Natural Gas Scheduler at a Small Energy Marketer

Hi all.

I'll keep this relatively short and to the point. I was recently accepted to Tulane's MME program, but after receiving my financial aid package I decided to job hunt instead. I want to get into energy and eventually become a natural gas trader. I was recently offered a position with a small company in the Midwest (an energy marketer/natural gas supplier) as a scheduler. I would be responsible for scheduling online to confirm gas volumes on various pipelines and utilities, while tracking natural gas volumes and creating daily production and usage spreadsheets. Since the company often tailors its offerings to each customers needs, I would also perform analysis and create reports for special projects. The company has a heavy presence in 4 states but is present in some shape or form in 14 (the COO wasn't too specific as to what this shape or form is). While the company headcount is small (less that 50), it does have $110m in revenues consistently. Comp is rather low (40s), and after running through a quick LinkedIn check I found that a lot of former employees did not stay long and tend to move on to less than stellar positions afterwards (mostly entirely unrelated to energy). My basic question is that is a job like this a decent starting scheduling job that I could perhaps leverage into other scheduler positions at larger companies in the south that also provide routes to trading? I don't want to find myself after 18 months of working there at a dead end. Thanks

10 Comments
 

Just to update, I learned a little more about the position..

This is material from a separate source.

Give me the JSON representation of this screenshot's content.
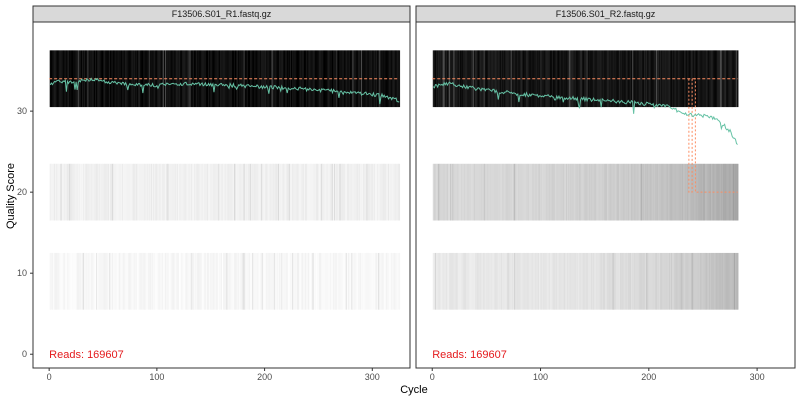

The company does LDC scheduling with Washington Gas, Piedmont, Nipsco, Texas gas, Peoples Gas, PSNC etc, and in this position I would be the one to negotiate delivers with LDC managers. The pipeline scheduling deals with Panhandle, NGPL, and TCO There is also analysis of commodity swaps and hedging performance, and excel modeling to forecast demand and analyze financial performance. Forecasting also includes supply and demand factors for the 5000 industrial customers (daily, weekly, monthly)..

Sorry if this feels fragmented, I just wrote down everything I could remember. Also there is a 2 year non-compete. Anymore thoughts please? The goal is to transition to a utility as a scheduler and go from there.